The majority has placed great emphasis on the fact that three of IUS’s route salesmen were subsequently employed by TIL and that Mr. Smothers’ managerial services were available to TIL. Regardless of whether or not these facts enhanced TIL’s business, the fact remains that neither the route salesmen or Mr. Smothers’ services were transferred as assets from one corporation to another. After IUS ceased business its route salesmen were free to seek any employment they desired. Likewise, Mr. Smothers was never obligated to perform services for TIL. From these facts I cannot agree that there was a transfer of a continuing business. The majority imputes adverse tax consequences to IUS’s stockholders simply because TIL offered new employment to the route salesmen who were unemployed upon cessation of IUS’s business operations. The majority places future stockholders, in Mr. Smothers’ position, of choosing between unfavorable tax consequences and helping secure future employment to loyal and deserving employees whom otherwise would be unemployed.

Although the Internal Revenue Service has never questioned the bona fides of IUS’s liquidation, the majority has gone beyond the stipulated facts by characterizing the liquidation as a tax avoidance scam. I simply cannot agree. After starting from scratch, Mr. Smothers worked for over a dozen years refraining from drawing salary in order that IUS could pay its taxes, employees and other operating expenses and in order for IUS to become a successful self-sustaining business enterprise. Mr. Smothers was successful but, now that he no longer could devote his service to IUS, his years of labor are now labeled by the majority as a mere “paper shuffle.” I do not share the majority’s attitude.

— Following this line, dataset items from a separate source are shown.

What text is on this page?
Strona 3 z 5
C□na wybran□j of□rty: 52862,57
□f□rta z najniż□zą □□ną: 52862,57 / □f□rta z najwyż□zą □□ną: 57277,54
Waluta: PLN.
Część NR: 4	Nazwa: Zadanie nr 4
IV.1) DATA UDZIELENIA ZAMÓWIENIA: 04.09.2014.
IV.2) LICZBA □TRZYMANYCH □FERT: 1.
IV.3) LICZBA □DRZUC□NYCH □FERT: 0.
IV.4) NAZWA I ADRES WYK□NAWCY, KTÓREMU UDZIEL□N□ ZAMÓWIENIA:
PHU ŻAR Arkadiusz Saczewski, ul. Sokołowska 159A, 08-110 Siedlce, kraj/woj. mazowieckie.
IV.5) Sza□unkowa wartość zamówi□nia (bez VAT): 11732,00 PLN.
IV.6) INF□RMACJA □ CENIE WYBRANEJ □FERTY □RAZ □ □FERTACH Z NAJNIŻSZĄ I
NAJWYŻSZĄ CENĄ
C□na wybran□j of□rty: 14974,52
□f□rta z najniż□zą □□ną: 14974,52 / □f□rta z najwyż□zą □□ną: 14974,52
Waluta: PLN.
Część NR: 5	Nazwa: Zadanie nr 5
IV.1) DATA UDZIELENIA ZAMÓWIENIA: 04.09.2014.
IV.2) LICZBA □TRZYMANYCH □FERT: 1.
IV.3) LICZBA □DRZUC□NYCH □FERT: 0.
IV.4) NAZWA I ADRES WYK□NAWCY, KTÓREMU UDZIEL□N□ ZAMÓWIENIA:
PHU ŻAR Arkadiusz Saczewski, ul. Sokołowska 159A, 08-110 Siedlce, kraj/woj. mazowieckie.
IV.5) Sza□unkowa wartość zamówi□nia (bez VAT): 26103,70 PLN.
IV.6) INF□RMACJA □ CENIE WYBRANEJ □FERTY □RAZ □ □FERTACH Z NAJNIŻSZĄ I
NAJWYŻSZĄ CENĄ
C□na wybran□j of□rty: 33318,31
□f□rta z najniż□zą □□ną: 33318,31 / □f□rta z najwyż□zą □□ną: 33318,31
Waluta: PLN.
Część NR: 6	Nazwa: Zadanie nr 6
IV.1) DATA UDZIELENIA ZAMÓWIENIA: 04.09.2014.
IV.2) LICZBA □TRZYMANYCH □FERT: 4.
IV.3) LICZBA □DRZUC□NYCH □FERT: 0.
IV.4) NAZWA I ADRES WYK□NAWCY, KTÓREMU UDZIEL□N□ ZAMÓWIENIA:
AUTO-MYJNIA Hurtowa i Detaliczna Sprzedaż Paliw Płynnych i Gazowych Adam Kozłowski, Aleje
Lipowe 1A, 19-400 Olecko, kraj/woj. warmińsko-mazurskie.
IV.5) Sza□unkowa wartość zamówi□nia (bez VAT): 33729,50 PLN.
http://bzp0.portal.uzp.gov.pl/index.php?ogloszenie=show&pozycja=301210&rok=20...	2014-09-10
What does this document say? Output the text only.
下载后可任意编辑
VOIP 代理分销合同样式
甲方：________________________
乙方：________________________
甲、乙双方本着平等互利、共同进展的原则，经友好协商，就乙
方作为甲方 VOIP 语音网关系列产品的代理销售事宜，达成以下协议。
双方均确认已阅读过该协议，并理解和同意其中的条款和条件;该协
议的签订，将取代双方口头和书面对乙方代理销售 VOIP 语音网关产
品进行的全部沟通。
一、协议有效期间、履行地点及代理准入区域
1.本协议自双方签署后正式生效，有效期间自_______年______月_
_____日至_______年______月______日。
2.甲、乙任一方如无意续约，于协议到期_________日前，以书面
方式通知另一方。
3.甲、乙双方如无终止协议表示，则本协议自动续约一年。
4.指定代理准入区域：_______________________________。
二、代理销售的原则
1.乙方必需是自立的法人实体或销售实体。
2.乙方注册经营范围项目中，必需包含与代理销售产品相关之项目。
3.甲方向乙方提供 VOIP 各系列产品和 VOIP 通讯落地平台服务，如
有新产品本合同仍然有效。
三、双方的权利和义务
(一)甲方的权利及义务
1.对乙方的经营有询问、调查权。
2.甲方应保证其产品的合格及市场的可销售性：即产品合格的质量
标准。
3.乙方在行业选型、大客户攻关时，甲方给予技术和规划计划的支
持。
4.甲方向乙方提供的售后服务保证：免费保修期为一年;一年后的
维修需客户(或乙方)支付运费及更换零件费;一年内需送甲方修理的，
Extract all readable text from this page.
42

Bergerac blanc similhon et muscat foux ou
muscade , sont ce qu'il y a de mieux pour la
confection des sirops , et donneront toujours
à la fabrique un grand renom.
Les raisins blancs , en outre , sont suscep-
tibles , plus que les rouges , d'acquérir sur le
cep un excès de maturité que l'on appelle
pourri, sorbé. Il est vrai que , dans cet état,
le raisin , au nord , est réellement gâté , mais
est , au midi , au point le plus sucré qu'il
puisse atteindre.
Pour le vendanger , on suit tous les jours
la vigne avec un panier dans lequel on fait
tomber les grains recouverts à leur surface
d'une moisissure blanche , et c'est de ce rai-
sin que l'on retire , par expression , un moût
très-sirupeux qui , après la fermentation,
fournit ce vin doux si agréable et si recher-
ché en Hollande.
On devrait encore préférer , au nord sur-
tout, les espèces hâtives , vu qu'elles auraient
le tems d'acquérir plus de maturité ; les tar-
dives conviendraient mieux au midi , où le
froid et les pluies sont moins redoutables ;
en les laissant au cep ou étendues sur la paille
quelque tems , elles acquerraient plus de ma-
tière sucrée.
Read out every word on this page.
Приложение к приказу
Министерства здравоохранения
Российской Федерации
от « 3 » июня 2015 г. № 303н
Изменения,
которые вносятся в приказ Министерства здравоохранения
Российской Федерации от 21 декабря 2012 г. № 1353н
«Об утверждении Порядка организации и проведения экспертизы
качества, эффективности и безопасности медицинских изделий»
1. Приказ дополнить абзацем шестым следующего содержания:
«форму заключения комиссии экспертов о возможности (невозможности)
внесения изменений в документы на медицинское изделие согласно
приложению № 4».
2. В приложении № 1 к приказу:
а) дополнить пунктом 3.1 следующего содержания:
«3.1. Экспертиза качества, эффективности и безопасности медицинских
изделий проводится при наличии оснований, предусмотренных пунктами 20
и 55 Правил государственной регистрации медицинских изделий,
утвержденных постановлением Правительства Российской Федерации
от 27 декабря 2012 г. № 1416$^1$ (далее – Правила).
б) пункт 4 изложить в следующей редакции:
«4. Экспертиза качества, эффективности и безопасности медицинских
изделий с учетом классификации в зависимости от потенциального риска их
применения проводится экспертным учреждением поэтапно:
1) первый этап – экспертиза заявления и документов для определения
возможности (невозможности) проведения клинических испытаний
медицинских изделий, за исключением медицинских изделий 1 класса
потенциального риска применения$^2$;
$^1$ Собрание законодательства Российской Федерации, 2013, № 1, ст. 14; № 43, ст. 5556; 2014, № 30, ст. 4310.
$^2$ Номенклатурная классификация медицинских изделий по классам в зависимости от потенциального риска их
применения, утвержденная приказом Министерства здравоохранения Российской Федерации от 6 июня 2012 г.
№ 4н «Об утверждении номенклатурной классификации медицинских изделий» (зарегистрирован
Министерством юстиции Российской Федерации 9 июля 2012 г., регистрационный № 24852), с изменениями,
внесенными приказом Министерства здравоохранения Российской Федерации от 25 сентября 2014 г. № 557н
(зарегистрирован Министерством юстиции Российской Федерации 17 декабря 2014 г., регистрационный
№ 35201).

The reasons for my position can be more easily understood by a simple review of the bottom-line facts. After IUS began showing a profit and started accumulating a cash surplus, instead of immediately investing in a building or in other equipment for its operations, it continued its operations as before. Now, if IUS had purchased real *903property or depreciable personal property for its operations (instead of leasing as it had been) and had sold these properties pursuant to its plan of liquidation, certainly no argument would be made that the money initially invested in those properties should have been declared by IUS as dividends. However, instead of investing its accumulations, IUS simply put them in its bank account as the tax laws allow and presumably faced any tax consequences posed by such an accumulation.

After IUS ceased operations, was liquidated, and its assets distributed to its stockholders in exchange for their stock, the I.R.S. issued a deficiency, not because IUS was reorganized within the meaning of 26 U.S.C. § 368(a)(1)(D), but rather because the I.R.S. felt the accumulated earnings of IUS coupled with long-term capital gains rates applicable to the stock exchange provided an undesirable windfall to IUS’s stockholders. In essence, the I.R.S. sought to expand the “D reorganization” provisions, lessen the availability of long-term capital gains treatment to corporate stockholders, and totally ignore the purpose of the tax upon improperly accumulated surplus as provided in 26 U.S.C. § 531. The majority seeks to do equity for the I.R.S. position by “treating” the IUS liquidation as a “D reorganization.” I do not believe the taxpayers or the tax laws are served by upholding an I.R.S. deficiency for the sole purpose of “plugging loopholes.” The lesson to be learned from the majority’s opinion is clear — future corporations faced with similar circumstances need only invest their otherwise accumulated surplus in some method other than savings. In the process of liquidation they need sell whatever assets exist to third parties unrelated to their stockholders and their stockholders should make no effort to find future employment for the corporation’s employees.

It seems to me that in its attempt to “plug” a perceived “loophole,” the majority is giving this Court’s imprimatur to a variation of the same so-called “mockery” of the tax laws sought to be prevented by its opinion.

For these reasons, I respectfully dissent.